20代から中高年のための小説投稿 & レビューコミュニティ
 ようこそゲストさん トップページへ ご利用方法 Q&A 操作マニュアル パスワードを忘れた
 ■ 目次へ

作品名:ニート革命軍 作者:毬藻

第163回   時は金なり
「まさと君は、熱心ねえ。プリンター、何に使うの?」
「いろいろと資料を集めたいんです。」
「資料?」
「新しい栽培技術とか、工場野菜とか、そういうものを。」
「ああ、テクノロジー野菜栽培ね。」
「そうです。」
「今は、季節や場所に関係なく作れるようになったわ。そういうもの?」
「そうです。

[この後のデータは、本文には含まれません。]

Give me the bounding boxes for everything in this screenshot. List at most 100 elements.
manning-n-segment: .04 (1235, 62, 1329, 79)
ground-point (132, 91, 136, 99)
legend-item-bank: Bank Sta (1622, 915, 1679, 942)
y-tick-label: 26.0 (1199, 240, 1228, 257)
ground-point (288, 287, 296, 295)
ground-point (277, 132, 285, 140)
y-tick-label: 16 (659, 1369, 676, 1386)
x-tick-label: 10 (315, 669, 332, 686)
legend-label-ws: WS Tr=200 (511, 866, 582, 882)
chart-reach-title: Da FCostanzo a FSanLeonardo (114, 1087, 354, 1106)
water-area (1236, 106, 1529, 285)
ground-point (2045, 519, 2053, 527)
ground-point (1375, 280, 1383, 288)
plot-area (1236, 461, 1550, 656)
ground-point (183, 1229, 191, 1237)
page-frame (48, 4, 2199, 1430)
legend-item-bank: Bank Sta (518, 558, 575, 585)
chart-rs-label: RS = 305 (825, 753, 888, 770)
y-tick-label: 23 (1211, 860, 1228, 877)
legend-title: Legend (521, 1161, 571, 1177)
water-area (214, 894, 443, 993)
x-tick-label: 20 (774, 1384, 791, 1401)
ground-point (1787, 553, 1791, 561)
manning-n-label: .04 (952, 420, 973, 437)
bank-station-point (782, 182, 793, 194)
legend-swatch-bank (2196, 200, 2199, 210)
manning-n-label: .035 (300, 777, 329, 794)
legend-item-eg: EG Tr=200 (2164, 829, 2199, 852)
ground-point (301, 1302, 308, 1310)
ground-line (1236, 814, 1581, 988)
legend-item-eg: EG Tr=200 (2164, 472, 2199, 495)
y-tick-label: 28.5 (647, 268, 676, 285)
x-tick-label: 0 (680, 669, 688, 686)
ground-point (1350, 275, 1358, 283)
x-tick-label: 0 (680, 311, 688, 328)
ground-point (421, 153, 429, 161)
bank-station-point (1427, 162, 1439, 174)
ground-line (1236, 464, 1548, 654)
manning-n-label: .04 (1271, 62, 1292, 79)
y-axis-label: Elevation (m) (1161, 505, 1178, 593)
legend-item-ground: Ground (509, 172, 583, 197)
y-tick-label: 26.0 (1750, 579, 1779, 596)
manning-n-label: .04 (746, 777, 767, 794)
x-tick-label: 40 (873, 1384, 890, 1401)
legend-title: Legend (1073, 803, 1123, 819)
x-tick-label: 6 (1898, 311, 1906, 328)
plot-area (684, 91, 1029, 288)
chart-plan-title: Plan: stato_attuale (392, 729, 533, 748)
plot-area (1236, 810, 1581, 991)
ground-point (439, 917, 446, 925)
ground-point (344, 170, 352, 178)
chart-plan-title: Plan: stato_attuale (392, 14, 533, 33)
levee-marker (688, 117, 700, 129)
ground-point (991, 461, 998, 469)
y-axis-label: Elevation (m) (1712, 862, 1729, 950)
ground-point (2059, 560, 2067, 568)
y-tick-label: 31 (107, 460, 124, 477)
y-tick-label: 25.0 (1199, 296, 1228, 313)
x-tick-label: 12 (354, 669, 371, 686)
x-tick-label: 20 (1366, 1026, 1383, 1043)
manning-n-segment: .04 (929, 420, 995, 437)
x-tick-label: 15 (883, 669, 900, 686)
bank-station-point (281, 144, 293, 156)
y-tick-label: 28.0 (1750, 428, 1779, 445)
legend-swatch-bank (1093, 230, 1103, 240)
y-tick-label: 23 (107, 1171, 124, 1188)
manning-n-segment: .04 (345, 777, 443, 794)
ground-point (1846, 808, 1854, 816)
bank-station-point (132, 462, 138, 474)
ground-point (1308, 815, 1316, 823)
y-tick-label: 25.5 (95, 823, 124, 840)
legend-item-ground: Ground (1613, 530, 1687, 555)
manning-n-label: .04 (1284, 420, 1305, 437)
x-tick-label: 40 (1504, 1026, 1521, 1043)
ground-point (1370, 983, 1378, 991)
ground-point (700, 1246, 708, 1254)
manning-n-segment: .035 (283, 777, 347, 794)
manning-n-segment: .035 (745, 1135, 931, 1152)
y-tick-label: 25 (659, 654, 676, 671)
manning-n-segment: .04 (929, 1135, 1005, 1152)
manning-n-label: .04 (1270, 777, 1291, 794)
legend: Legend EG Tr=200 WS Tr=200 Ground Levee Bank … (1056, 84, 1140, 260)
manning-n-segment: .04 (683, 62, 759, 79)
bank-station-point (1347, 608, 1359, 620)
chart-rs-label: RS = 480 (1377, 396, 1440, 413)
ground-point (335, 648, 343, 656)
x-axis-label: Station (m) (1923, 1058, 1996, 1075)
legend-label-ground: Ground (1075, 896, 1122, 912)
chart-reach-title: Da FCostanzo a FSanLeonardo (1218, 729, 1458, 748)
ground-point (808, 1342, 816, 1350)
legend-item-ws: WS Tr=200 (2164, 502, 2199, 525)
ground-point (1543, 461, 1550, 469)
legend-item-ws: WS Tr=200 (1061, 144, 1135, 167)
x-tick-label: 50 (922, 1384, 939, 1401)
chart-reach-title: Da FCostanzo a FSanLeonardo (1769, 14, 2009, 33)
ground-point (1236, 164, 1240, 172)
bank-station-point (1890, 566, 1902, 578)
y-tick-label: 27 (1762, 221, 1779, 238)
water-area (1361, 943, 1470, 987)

」
「まだ、企業秘密が多いよ。」
「そうですね。」
「これから、農業大学とか行ったらいいんじゃないかしら?」
「行くつもりです。」
「そうだ。わたしたちもやってみようかなあ。この前、高野山テクノロジー研究所の人達も、そういうことを言ってたわ。まさと君も参加しない?」
「えっ、いいんですか、僕でも?」
「いいの、気持ちがあれば、誰でも。」
ヨコタンは、まさとの隣に立ってる真由美の頭を、しなやかな右手で撫でた。
「真由美ちゃんでもいいのよ。」
真由美は喜んだ。
「わたしでもいいの〜〜〜!」
「いいのよ。」
「わ〜〜〜、やってみたいなあ〜!」
「何をやってみたいのかなあ?」
「四角のおいしいトマトを作りたいの。」
「四角?」
「だって、だって、四角だったら転がらないでしょう。黄色いトマトも作りたいなあ〜。」
「それは面白そうねえ。」
アキラは、三人の会話を感心したように黙って聞いていた。
「アキラさんも、どう?」
「俺?俺はそんなの無理だよ。機械なら得意だけど。野菜とかは、さっぱり分かんないし。あんまし食べないしな〜。」
真由美ちゃんが得意げに言った。
「野菜を食べないと、病気になって頭が悪くなるんだから。」
「ああ、そうなの?」
「そうなのよ〜。食べなきゃ駄目よ〜!」
「だから俺、頭が悪いんだ!分かった!ちゃんと明日から食べよう!」
「きっと、もう転ばなくなるわ。」
「あ〜〜、はっはは!」
ヨコタンが、みんなを促(うなが)した。
「さあ、行きましょう!」
まさとはプリンターを持っていた。目が輝いていた。
「これで、いろんな新しい情報を印刷できるぞ!」
「まさと君は、きっと素晴らしい経営者になれるわ。」
真由美が質問した。
「経営者って、なあに?」
「社長さんよ。いろいろと考える偉い人。」
「ぅわ〜〜、かっこいい〜!」
「高野山から認可されたら、真由美ちゃんにも、ちゃんとアルバイト料を払うわよ。」
「ぅわ〜〜〜、ほんとぉ!?」
「ほんとよ。」
真由美は両手を上げて踊り出した。
「わ〜〜い、わ〜〜〜い!」
アキラも嬉しくなって、マイケルの後ろ歩きのバックステップで踊り出した。
「おっ、この場所なら大丈夫だ!」
真由美ちゃんは驚いた。
「ぅわ〜〜〜、何それ〜〜!?」
「面白いだろう!?」
「おもしろ〜〜〜い!」
真由美は、手を叩いて喜んだ。
「さっきは、それをやりたかったのね。」
「そうなんだよ〜〜〜!」
道に出ると、青い繋ぎ服を男が、『時は金なり、時給を上げろ!』の看板をを持って歩いていた。アキラは不思議そうに、それを見ていた。
「何、あれ?」
ヨコタンが答えた。
「時は金なり教です。」
「時は金なり教?」
男は歌っていた。
「時は金なり〜〜、ぼやぼやしてたら〜、あの世行き〜〜ぃ♪」
ここ高野山でも、時だけがとめどなく流れていた。山雀(やまがら)が忙(せわ)しなく時を泳いでいた。
まさとは、リアカーにプリンターを載せた。
「真由美、おまえも乗れ。」
「うん。」
まさとがリアカーの後部を下げると、真由美は楽しそうに乗り込んだ。